Combatting AIDS in the Republic of South Sudan
Mary Springston has cared for people living with HIV and AIDS, and educated others about the disease, for more than 20 years. Until recently, though, her work has primarily kept her in the U.S., where there is a concerted and well-funded effort among clinicians, as well as governmental and nonprofit agencies, to combat the disease.
Then Springston, director of the College's Physician Assistant Studies Program, worked to raise awareness of the disease and stop its spread in a nation with fewer resources, the Republic of South Sudan. She spent nearly two weeks working with officials from the country's Department of HIV/AIDS, delivering medicine, supplies and educational materials throughout the area known as Torit, which has a population of approximately 20,000 people.
Although HIV rates in South Sudan are difficult to gauge due to limited testing, it is estimated that three percent of the population is infected with the virus, and many of the nation;s leaders are concerned that could dramatically increase without significant testing and prevention efforts.
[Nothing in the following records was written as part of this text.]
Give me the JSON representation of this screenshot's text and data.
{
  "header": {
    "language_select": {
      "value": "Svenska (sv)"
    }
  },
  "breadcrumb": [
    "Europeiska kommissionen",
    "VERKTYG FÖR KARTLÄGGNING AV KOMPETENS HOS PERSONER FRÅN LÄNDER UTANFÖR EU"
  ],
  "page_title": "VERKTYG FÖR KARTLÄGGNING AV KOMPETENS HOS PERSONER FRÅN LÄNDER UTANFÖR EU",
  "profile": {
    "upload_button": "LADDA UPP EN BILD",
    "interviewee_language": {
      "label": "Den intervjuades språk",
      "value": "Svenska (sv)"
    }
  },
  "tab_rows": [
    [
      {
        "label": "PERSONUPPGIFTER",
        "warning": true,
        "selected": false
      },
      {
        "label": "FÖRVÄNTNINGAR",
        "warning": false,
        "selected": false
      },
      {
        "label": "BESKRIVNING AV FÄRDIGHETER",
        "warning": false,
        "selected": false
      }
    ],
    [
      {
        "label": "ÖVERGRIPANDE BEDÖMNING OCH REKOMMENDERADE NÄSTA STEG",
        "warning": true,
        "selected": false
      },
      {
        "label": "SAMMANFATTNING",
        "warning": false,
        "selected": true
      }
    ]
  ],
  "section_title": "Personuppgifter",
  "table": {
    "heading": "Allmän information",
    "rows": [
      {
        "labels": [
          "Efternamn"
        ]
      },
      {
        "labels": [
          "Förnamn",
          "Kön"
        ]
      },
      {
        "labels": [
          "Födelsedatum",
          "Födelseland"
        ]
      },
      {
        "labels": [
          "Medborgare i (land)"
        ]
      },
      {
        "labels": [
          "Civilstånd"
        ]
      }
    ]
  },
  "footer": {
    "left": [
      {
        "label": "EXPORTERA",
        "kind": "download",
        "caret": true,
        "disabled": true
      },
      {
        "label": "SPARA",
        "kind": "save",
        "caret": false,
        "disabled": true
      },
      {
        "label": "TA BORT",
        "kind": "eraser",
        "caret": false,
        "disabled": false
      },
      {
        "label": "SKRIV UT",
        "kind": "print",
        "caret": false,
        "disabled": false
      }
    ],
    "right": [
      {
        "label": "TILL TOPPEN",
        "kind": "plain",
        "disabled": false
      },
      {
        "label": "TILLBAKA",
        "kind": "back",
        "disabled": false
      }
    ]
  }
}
Fighting the disease is further complicated by the fact that many primary health care units and hospitals were destroyed during the nation's 22-year civil war. That led to a shortage of drugs, supplies and equipment - as well as health care professionals - vital to the functioning of the remaining health care facilities.
During her trip to Eastern Equatoria, Springston visited seven health care facilities and led a two-day forum in which 19 community members were trained to help combat the disease. Among the forum's aims were: improving understanding of how HIV is transmitted and how its spread can be prevented; how to identify individuals who may be at high risk of contracting the virus; how AIDS progresses; and how the disease can be treated and monitored. Perhaps most critical, though, attendees were prepared to bring this information back to their communities.
"It really was a grass-roots effort," Springston said of the work. "Out primary goal was to train peer educators to encourage people to be tested and to erase the stigma that is too often associated with the disease."